Thursday, Oct. 30 (MTV)
Series Debut: Remember how proud MTV was of Buckwild, its southern-redneck answer to Jersey Shore—minus the intellectual discourse and hair products—and obligatory network Hicks R Durned Funny reality product? That is, until one of the stars turned up dead in a swamp at 21 last year and MTV "respectfully" canceled the show? The grieving period is over! Meet the Slednecks, a wacky group of half-naked/fully intoxicated Wasilla, Alaska, 20-somethings who like "polar bear plunges, airboating on ice, glacier parties, river wakeboarding, human catapulting" and, dare to dream, drunken brawls with Palins. Slednecks will likely be a hit—until one of the cast members meets with his/her "death by walrus misadventure" (it's a thing in Alaska, I hear).
One Starry Christmas
Saturday, Nov. 1 (Hallmark)
Movie: It's the first day of November, and here's a new Christmas original? Congratulations, Hallmark [slow clap]. Sarah Carter (you may know her from Falling Skies as Maggie, she of the impossibly-perfect post-apocalyptic blond hair) stars as an "aspiring astronomy professor and Christmas enthusiast"—wait, it gets better—who falls for a "charming cowboy" (Damon Runyan) who, coincidentally, also enjoys constellations, Christmas and wooing away the girlfriends of dumb ol' career men who insist on working over the holidays (Paul Popowich). Only 54 more days of this ...

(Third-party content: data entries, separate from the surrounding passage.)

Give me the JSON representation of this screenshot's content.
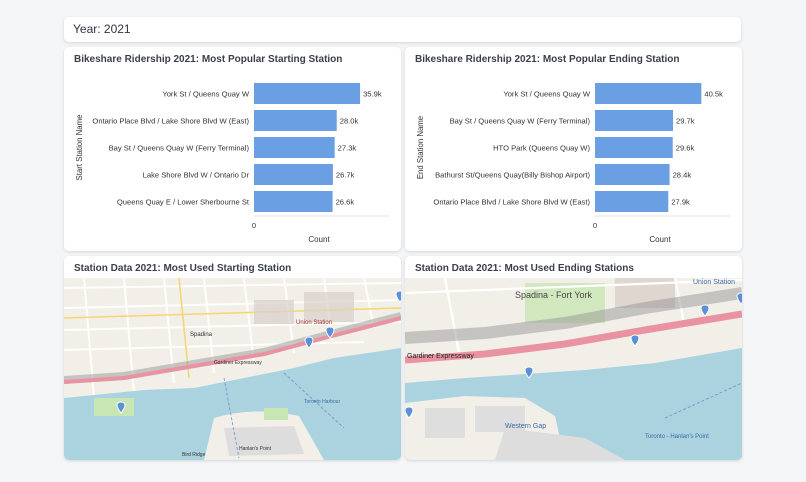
{
  "header": {
    "year_label": "Year: 2021"
  },
  "charts": [
    {
      "title": "Bikeshare Ridership 2021: Most Popular Starting Station",
      "chart_data": {
        "type": "bar",
        "orientation": "horizontal",
        "title": "Bikeshare Ridership 2021: Most Popular Starting Station",
        "xlabel": "Count",
        "ylabel": "Start Station Name",
        "categories": [
          "York St / Queens Quay W",
          "Ontario Place Blvd / Lake Shore Blvd W (East)",
          "Bay St / Queens Quay W (Ferry Terminal)",
          "Lake Shore Blvd W / Ontario Dr",
          "Queens Quay E / Lower Sherbourne St"
        ],
        "values": [
          35900,
          28000,
          27300,
          26700,
          26600
        ],
        "value_labels": [
          "35.9k",
          "28.0k",
          "27.3k",
          "26.7k",
          "26.6k"
        ],
        "x_tick_labels": [
          "0"
        ],
        "xlim": [
          0,
          44000
        ],
        "bar_color": "#6a9fe3",
        "grid": true
      }
    },
    {
      "title": "Bikeshare Ridership 2021: Most Popular Ending Station",
      "chart_data": {
        "type": "bar",
        "orientation": "horizontal",
        "title": "Bikeshare Ridership 2021: Most Popular Ending Station",
        "xlabel": "Count",
        "ylabel": "End Station Name",
        "categories": [
          "York St / Queens Quay W",
          "Bay St / Queens Quay W (Ferry Terminal)",
          "HTO Park (Queens Quay W)",
          "Bathurst St/Queens Quay(Billy Bishop Airport)",
          "Ontario Place Blvd / Lake Shore Blvd W (East)"
        ],
        "values": [
          40500,
          29700,
          29600,
          28400,
          27900
        ],
        "value_labels": [
          "40.5k",
          "29.7k",
          "29.6k",
          "28.4k",
          "27.9k"
        ],
        "x_tick_labels": [
          "0"
        ],
        "xlim": [
          0,
          49500
        ],
        "bar_color": "#6a9fe3",
        "grid": true
      }
    }
  ],
  "maps": [
    {
      "title": "Station Data 2021: Most Used Starting Station",
      "labels": [
        "Spadina",
        "Union Station",
        "Gardiner Expressway",
        "Hanlan's Point",
        "Toronto Harbour",
        "Bird Ridge"
      ],
      "markers": 4
    },
    {
      "title": "Station Data 2021: Most Used Ending Stations",
      "labels": [
        "Spadina - Fort York",
        "Union Station",
        "Gardiner Expressway",
        "Western Gap",
        "Toronto - Hanlan's Point"
      ],
      "markers": 5
    }
  ],
  "colors": {
    "bar": "#6a9fe3",
    "water": "#aad3df",
    "land": "#f2efe9",
    "park": "#c8e6b4",
    "highway": "#e892a2",
    "marker": "#5b8fd6"
  }
}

Marvel: 75 Years, From Pulp to Pop
Tuesday, Nov. 4 (ABC)
Special: It would have made more sense to schedule this Marvel Comics retrospective before a new episode of Agents of S.H.I.E.L.D. instead of expecting struggling sitcom Selfie (which you should be watching harder) to deliver a lead-in audience, but who am I to question the marketing genius of Marvel? "Leaking" that Avengers: Age of Ultron trailer last week was ridiculously brilliant, after all. Anyway: 75 Years, From Pulp to Pop squeezes a surprising amount of Marvel history into an hour, documenting the good times, the bad times, and the current Galactic Entertainment Domination times, though the genius of Howard the Duck (the '70s comic book, not the '80s movie) will never receive enough recognition to satisfy The Only TV Column That Matters™.
American Horror Story: Freak Show
New Season: Before watching the first two episodes of Freak Show (which arrived in the mail the day before the season premiere—you're usually so timely, FX, what happened?), I didn't think American Horror Story would ever top Season 1. Season 2 (Asylum) was a mess, Season 3 (Coven) was a slight improvement, but the original remains damned near perfect. Aside from the terrifying Stabby (actual name: Twisty) the Clown, the 1950s carnival-set Freak Show has been short on big scares thus far, but the atmosphere is rich and the cinematography is more gorgeous than anything currently in TV or film. If you tuned out of AHS, now is the time to catch up. It's worth the Stabby the Clown nightmares.